Lake Stevens, 1976

05 March 2021

Lake Stevens 1976: the willow cradles 4 year old me one spring day, daddo raking at the grass below. Whistling leaves collide by the hundred, percolating white noise previously unheard and unexplored. Little meditator stumbles onto a high road he'll revisit often. Running fingernails across brown corduroy makes a rzzz sound that's kind of similar but different. Sounds like drums a little. Blackie dog at the foot of the tree: scratch scratch scratch.

Edmonds 1981: trapped in church. A strategy forms: halt the parsing of the actual boring words and focus on the satisying sounds of the s's percussing off the mic and bouncing off the concrete church walls. They make rhythms. Each inhale sweeps across the space. There are little coughs and random baby cries that sometimes interesect with the words, lending odd drama:

Christ has died (Baby: "aaaaaaaaaaaaaaaaa^^^aaeeeeee?") Christ has risen (Adult: "Achoo!  HAwwwwwwwwwwwk Thooo." (into kleenex we hope)) Christ will come again ("AHEM. AHEM.")

Bainbridge 1977: A piano shows up and there's a 45 on the record player, Mary Hopkins "Those were the days my friend, we thought they'd never end".  I figure this song's from the 1800s, and maybe from that movie Fiddler on the Roof.
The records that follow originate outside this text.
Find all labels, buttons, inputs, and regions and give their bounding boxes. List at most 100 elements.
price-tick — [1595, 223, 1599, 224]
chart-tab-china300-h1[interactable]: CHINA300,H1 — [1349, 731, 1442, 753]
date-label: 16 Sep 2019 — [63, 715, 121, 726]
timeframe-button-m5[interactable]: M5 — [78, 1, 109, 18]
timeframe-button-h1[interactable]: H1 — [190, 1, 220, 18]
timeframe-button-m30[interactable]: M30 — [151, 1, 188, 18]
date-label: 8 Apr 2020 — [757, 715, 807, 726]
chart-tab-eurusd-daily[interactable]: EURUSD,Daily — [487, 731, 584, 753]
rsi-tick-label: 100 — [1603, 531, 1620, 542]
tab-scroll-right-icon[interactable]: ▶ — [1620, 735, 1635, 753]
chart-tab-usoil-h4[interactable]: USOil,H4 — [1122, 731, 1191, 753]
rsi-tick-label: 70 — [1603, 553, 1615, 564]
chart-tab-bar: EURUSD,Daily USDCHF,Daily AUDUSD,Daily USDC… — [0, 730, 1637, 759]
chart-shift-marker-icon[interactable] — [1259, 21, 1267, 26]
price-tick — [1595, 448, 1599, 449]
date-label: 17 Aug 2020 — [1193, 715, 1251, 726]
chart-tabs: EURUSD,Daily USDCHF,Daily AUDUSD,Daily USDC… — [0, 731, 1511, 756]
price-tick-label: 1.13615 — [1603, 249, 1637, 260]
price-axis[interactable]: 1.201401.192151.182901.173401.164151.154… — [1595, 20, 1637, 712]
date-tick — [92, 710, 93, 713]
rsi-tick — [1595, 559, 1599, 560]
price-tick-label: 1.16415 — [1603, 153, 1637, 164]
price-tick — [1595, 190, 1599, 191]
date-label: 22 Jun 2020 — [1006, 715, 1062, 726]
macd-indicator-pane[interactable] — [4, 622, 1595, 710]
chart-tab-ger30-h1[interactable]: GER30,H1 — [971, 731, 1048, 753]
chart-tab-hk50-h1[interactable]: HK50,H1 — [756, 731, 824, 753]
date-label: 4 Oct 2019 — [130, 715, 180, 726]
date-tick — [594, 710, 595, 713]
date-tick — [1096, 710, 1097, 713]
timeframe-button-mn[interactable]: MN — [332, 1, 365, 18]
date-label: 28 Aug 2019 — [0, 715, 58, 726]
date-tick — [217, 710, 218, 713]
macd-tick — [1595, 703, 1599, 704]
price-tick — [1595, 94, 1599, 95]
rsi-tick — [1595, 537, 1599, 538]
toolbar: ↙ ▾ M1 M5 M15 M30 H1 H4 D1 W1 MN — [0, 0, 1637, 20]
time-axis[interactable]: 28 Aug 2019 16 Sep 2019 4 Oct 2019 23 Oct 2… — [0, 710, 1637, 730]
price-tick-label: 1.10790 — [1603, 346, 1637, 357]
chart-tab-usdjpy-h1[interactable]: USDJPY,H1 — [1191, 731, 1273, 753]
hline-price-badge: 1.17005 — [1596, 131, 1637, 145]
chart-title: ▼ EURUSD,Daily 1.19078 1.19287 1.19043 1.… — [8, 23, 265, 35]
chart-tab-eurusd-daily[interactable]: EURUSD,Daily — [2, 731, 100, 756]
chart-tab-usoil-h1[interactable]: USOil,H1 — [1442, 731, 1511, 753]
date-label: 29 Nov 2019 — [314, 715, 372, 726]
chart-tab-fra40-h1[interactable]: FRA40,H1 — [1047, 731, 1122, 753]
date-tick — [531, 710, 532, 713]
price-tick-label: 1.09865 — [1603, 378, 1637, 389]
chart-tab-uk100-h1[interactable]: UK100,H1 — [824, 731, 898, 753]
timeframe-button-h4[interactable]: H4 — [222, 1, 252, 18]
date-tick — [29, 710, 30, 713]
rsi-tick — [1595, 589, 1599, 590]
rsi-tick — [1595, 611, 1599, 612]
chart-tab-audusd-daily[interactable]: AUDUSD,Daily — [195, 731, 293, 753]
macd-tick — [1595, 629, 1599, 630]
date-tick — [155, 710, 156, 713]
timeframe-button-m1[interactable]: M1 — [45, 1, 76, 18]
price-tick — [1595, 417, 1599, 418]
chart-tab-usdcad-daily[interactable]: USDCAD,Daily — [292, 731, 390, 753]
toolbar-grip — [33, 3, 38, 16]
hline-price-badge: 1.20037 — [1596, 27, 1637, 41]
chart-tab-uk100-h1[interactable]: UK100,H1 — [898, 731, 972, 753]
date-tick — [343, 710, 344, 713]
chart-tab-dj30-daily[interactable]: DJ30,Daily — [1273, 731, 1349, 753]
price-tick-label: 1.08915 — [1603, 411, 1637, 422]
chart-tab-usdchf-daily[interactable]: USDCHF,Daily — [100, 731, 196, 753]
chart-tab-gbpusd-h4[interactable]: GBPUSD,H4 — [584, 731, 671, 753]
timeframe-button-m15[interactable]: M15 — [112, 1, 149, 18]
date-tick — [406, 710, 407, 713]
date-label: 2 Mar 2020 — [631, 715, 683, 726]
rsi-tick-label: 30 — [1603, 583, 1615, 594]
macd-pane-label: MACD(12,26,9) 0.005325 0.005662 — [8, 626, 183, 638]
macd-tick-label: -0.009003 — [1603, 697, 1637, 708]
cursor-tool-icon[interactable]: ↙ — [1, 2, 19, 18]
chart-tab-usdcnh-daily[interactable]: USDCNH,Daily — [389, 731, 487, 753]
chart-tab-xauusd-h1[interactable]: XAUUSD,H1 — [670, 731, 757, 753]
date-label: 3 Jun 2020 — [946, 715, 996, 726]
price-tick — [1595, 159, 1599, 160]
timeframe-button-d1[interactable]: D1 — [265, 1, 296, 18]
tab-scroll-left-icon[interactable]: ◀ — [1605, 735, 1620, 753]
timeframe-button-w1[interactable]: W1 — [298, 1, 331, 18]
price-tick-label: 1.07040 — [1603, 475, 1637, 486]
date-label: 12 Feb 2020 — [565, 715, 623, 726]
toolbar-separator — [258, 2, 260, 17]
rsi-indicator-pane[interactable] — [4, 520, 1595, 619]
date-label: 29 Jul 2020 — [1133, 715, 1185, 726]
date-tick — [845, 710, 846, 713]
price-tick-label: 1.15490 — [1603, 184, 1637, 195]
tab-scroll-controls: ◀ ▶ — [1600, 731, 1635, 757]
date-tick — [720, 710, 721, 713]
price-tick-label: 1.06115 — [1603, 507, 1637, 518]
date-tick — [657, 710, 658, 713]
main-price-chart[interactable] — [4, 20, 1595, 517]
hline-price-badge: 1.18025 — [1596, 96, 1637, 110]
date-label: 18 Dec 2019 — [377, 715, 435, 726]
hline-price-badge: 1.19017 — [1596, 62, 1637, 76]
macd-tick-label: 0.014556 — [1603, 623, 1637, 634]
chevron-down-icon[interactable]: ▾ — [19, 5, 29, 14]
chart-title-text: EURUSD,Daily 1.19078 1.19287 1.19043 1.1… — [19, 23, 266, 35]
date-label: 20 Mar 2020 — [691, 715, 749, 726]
It is played over and over, mom can't be satisfied with just one spin. She leaves and I discover the 'N' in between 33 and 45 which will keep the sound up, but disengage the motor.  I manage to find the 'la la la la' part at the end and play the record back and forth. La. Al. La. Al. Then I am paddled with the wooden spoon, lightly but not too light - I don't mess with mom's record again. But! I hear a skip I put at the end and hear the backwards Alll's in my head when mommo spins it - way worth it to hear my destructive improvements to Mary's composition.

Lake Stevens 1976: the Giving Tree is solid out front in my head whenever I hit the cradle of the willow in our front yard, and I plan to be a writer someday, maybe to complete the sequel, where the kid learns to listen from the tree.